As a student in the College’s sustainable food systems program, Alexandra Gross found the sweet spot: the place where her scholarship and her work life become indistinguishable.
As the communications and healthy living program manager for the non-profit organization Simply Smiles, she splits her time between her native Connecticut, where the Simply Smiles offices are based, and project locations on the Cheyenne River Reservation in South Dakota and in Oaxaca, Mexico.
She’ll spend five to six months a year living and working on in the town of La Plant on the western side of the Lakota Reservation, supervising a community garden and health and wellness programs. The Reservation is roughly the size of Connecticut within the state of South Dakota. The experience led her to the inescapable conclusion that healthy, local food means more than just good nutrition – for the Lakota, it is an important element in restoration of cultural traditions and rebuilding individual self-worth and communal pride.
“Food can be a powerful tool for social change,” Alex says. “When you put people on a reservation and give them historically and traditionally unfamiliar foods like wheat flour and cooking oil, you set in motion a cycle of oppression. For generations these people have been cut off from the foods they used to depend on.”

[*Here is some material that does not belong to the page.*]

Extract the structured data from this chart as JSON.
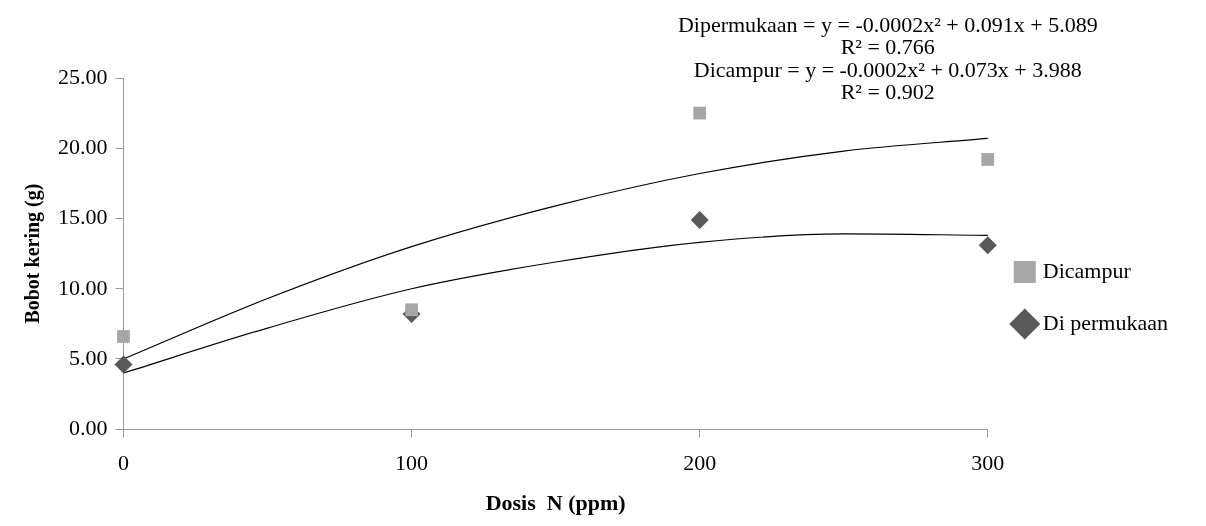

For her GMC capstone experience, Alex created a resource hub and a photo essay on native food sovereignty called “In Search of Wild Turnips,” which she self-published on her website speakwithyourfood.com.

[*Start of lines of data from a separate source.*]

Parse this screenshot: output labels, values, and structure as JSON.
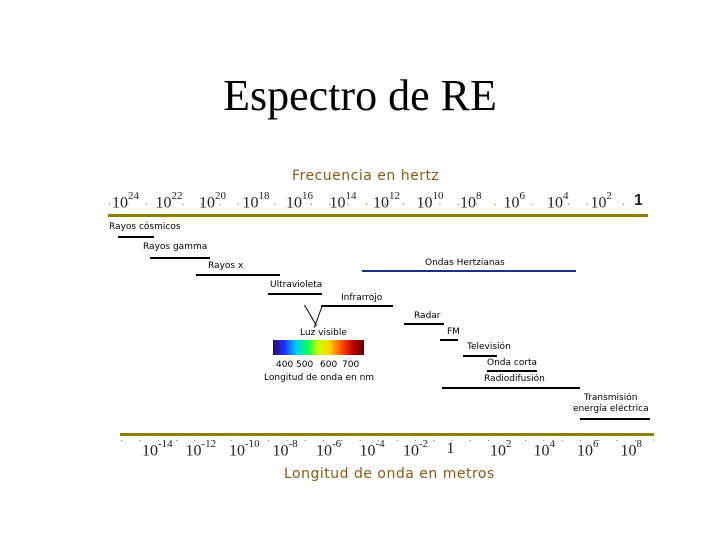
{
  "title": "Espectro de RE",
  "frequency": {
    "heading": "Frecuencia en hertz",
    "ticks": [
      {
        "base": "10",
        "exp": "24"
      },
      {
        "base": "10",
        "exp": "22"
      },
      {
        "base": "10",
        "exp": "20"
      },
      {
        "base": "10",
        "exp": "18"
      },
      {
        "base": "10",
        "exp": "16"
      },
      {
        "base": "10",
        "exp": "14"
      },
      {
        "base": "10",
        "exp": "12"
      },
      {
        "base": "10",
        "exp": "10"
      },
      {
        "base": "10",
        "exp": "8"
      },
      {
        "base": "10",
        "exp": "6"
      },
      {
        "base": "10",
        "exp": "4"
      },
      {
        "base": "10",
        "exp": "2"
      },
      {
        "base": "1",
        "exp": ""
      }
    ]
  },
  "bands": {
    "cosmic": "Rayos cósmicos",
    "gamma": "Rayos gamma",
    "xray": "Rayos x",
    "hertzian": "Ondas Hertzianas",
    "uv": "Ultravioleta",
    "ir": "Infrarrojo",
    "radar": "Radar",
    "fm": "FM",
    "tv": "Televisión",
    "shortwave": "Onda corta",
    "broadcast": "Radiodifusión",
    "power_1": "Transmisión",
    "power_2": "energía eléctrica"
  },
  "visible": {
    "label": "Luz visible",
    "ticks": [
      "400",
      "500",
      "600",
      "700"
    ],
    "unit_label": "Longitud de onda en nm"
  },
  "wavelength": {
    "heading": "Longitud de onda en metros",
    "ticks": [
      {
        "base": "10",
        "exp": "-14"
      },
      {
        "base": "10",
        "exp": "-12"
      },
      {
        "base": "10",
        "exp": "-10"
      },
      {
        "base": "10",
        "exp": "-8"
      },
      {
        "base": "10",
        "exp": "-6"
      },
      {
        "base": "10",
        "exp": "-4"
      },
      {
        "base": "10",
        "exp": "-2"
      },
      {
        "base": "1",
        "exp": ""
      },
      {
        "base": "10",
        "exp": "2"
      },
      {
        "base": "10",
        "exp": "4"
      },
      {
        "base": "10",
        "exp": "6"
      },
      {
        "base": "10",
        "exp": "8"
      }
    ]
  }
}
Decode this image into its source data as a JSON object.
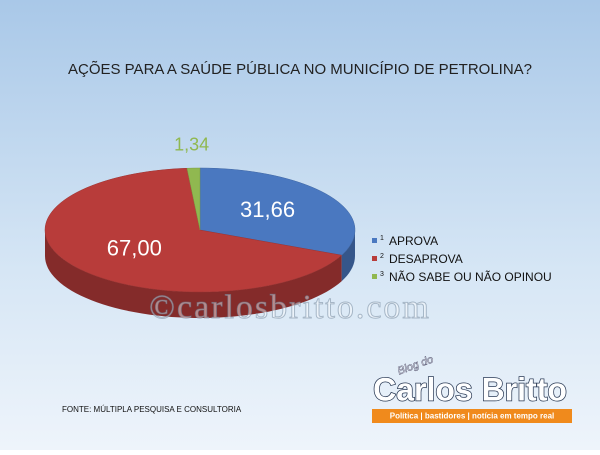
{
  "chart_data": {
    "type": "pie",
    "title": "AÇÕES PARA A SAÚDE PÚBLICA NO MUNICÍPIO DE PETROLINA?",
    "categories": [
      "APROVA",
      "DESAPROVA",
      "NÃO SABE OU NÃO OPINOU"
    ],
    "legend_numbers": [
      "1",
      "2",
      "3"
    ],
    "values": [
      31.66,
      67.0,
      1.34
    ],
    "value_labels": [
      "31,66",
      "67,00",
      "1,34"
    ],
    "colors": [
      "#4a78c0",
      "#b83c3a",
      "#90b850"
    ],
    "legend": "right",
    "source": "FONTE: MÚLTIPLA PESQUISA E CONSULTORIA",
    "watermark": "©carlosbritto.com",
    "logo_top": "Blog do",
    "logo_name": "Carlos Britto",
    "logo_tagline": "Política | bastidores | notícia em tempo real"
  }
}
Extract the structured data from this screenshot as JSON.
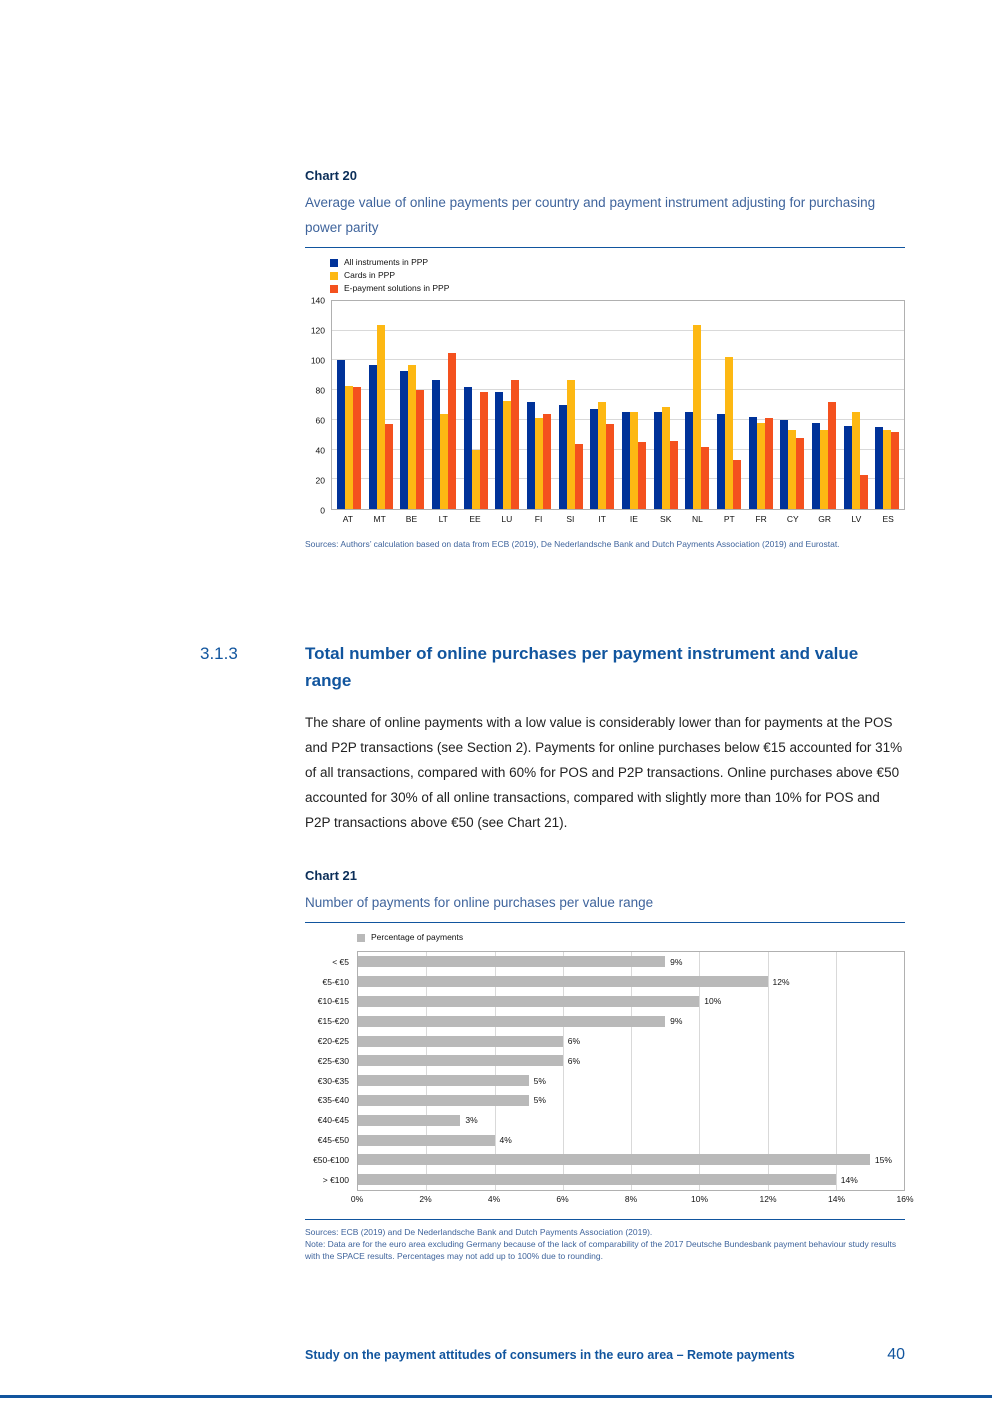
{
  "colors": {
    "accent": "#11559e",
    "chart_label": "#0b2e59",
    "chart_subtitle": "#3f649c",
    "body_text": "#222222",
    "grid": "#d9d9d9",
    "plot_border": "#b0b0b0"
  },
  "chart20": {
    "label": "Chart 20",
    "title": "Average value of online payments per country and payment instrument adjusting for purchasing power parity",
    "sources": "Sources: Authors’ calculation based on data from ECB (2019), De Nederlandsche Bank and Dutch Payments Association (2019) and Eurostat."
  },
  "section": {
    "number": "3.1.3",
    "title": "Total number of online purchases per payment instrument and value range",
    "paragraph": "The share of online payments with a low value is considerably lower than for payments at the POS and P2P transactions (see Section 2). Payments for online purchases below €15 accounted for 31% of all transactions, compared with 60% for POS and P2P transactions. Online purchases above €50 accounted for 30% of all online transactions, compared with slightly more than 10% for POS and P2P transactions above €50 (see Chart 21)."
  },
  "chart21": {
    "label": "Chart 21",
    "title": "Number of payments for online purchases per value range",
    "sources": "Sources: ECB (2019) and De Nederlandsche Bank and Dutch Payments Association (2019).",
    "note": "Note: Data are for the euro area excluding Germany because of the lack of comparability of the 2017 Deutsche Bundesbank payment behaviour study results with the SPACE results. Percentages may not add up to 100% due to rounding."
  },
  "footer": {
    "text": "Study on the payment attitudes of consumers in the euro area – Remote payments",
    "page_number": "40"
  },
  "chart_data": [
    {
      "type": "bar",
      "orientation": "vertical",
      "title": "Average value of online payments per country and payment instrument adjusting for purchasing power parity",
      "categories": [
        "AT",
        "MT",
        "BE",
        "LT",
        "EE",
        "LU",
        "FI",
        "SI",
        "IT",
        "IE",
        "SK",
        "NL",
        "PT",
        "FR",
        "CY",
        "GR",
        "LV",
        "ES"
      ],
      "series": [
        {
          "name": "All instruments in PPP",
          "color": "#003299",
          "values": [
            100,
            97,
            93,
            87,
            82,
            79,
            72,
            70,
            67,
            65,
            65,
            65,
            64,
            62,
            60,
            58,
            56,
            55
          ]
        },
        {
          "name": "Cards in PPP",
          "color": "#fdb813",
          "values": [
            83,
            124,
            97,
            64,
            40,
            73,
            61,
            87,
            72,
            65,
            69,
            124,
            102,
            58,
            53,
            53,
            65,
            53
          ]
        },
        {
          "name": "E-payment solutions in PPP",
          "color": "#f4511e",
          "values": [
            82,
            57,
            80,
            105,
            79,
            87,
            64,
            44,
            57,
            45,
            46,
            42,
            33,
            61,
            48,
            72,
            23,
            52
          ]
        }
      ],
      "ylim": [
        0,
        140
      ],
      "ytick_step": 20,
      "grid": true,
      "legend_position": "top-left"
    },
    {
      "type": "bar",
      "orientation": "horizontal",
      "title": "Number of payments for online purchases per value range",
      "legend": "Percentage of payments",
      "bar_color": "#b9b9b9",
      "categories": [
        "< €5",
        "€5-€10",
        "€10-€15",
        "€15-€20",
        "€20-€25",
        "€25-€30",
        "€30-€35",
        "€35-€40",
        "€40-€45",
        "€45-€50",
        "€50-€100",
        "> €100"
      ],
      "values": [
        9,
        12,
        10,
        9,
        6,
        6,
        5,
        5,
        3,
        4,
        15,
        14
      ],
      "labels": [
        "9%",
        "12%",
        "10%",
        "9%",
        "6%",
        "6%",
        "5%",
        "5%",
        "3%",
        "4%",
        "15%",
        "14%"
      ],
      "xlim": [
        0,
        16
      ],
      "xtick_step": 2,
      "xtick_labels": [
        "0%",
        "2%",
        "4%",
        "6%",
        "8%",
        "10%",
        "12%",
        "14%",
        "16%"
      ],
      "grid": true,
      "legend_position": "top-left"
    }
  ]
}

The wild (or “prairie” turnip) is a sacred, ceremonial and now somewhat elusive wild food. The title of Alex’s blog represents not just the reestablishment of this particular root vegetable but a metaphor for restoring an entire food system.
With Simply Smiles, Alex leads the formation of a community garden in the town of La Plant, complete with a 72-foot long greenhouse, raised beds, a comprehensive compost system, a small, hydroponic growing system, and classes in gardening, cooking and native food education. By 2015, she was helping the children in La Plant run their own farm stands, which will expand—along with production—during the 2016 season.

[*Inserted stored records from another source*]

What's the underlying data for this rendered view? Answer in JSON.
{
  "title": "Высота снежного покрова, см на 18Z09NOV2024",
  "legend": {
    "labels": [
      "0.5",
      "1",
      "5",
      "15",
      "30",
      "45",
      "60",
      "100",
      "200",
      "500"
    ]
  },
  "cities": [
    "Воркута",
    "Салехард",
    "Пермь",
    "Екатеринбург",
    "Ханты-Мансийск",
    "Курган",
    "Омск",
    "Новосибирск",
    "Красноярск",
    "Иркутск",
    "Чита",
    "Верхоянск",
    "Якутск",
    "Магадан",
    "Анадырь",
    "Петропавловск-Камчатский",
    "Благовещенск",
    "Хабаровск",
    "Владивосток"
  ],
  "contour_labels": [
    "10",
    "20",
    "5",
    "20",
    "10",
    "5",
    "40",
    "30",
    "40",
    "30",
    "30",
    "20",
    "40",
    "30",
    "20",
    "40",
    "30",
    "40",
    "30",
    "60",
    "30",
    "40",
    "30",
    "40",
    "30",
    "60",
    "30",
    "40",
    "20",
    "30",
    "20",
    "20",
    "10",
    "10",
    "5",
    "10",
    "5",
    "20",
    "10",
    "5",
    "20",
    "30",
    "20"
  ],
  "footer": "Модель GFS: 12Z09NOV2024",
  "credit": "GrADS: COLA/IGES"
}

Her interest in raising food dates back to her childhood growing up in rural Connecticut, where her mom maintained small vegetable and herb gardens. She gravitated to English and journalism in college, graduating summa cum laude from Fairfield University. She became deeply interested in food policy, becoming a vegetarian and working on local farms during her college years.
“It was a great way to get connected to the local food movement. When I graduated in the midst of the Great Recession, I had no problem finding work,” she said.
She also began sharing her observations by writing for E-Magazine. Alex explored a graduate education in food policy and was accepted to New York University, but it was a residential program and she balked at the price tag. “More than anything, I was also drawn to the fact that the faculty of Green Mountain College walked the walk: not only were they educators, but they were food growers and hands-on leaders and activists in the sustainable food movement.”
She describes a moment while engaged in a reading for the “Bioregional Theory and the Foodshed” class taught by prof. Laird Christensen. She was working at the Cheyenne River Reservation at the time. “I realized ‘Hey, I’m really living this.’ That class was really my guide to living and working on the Reservation and in understanding the vital need for place-based context and research.”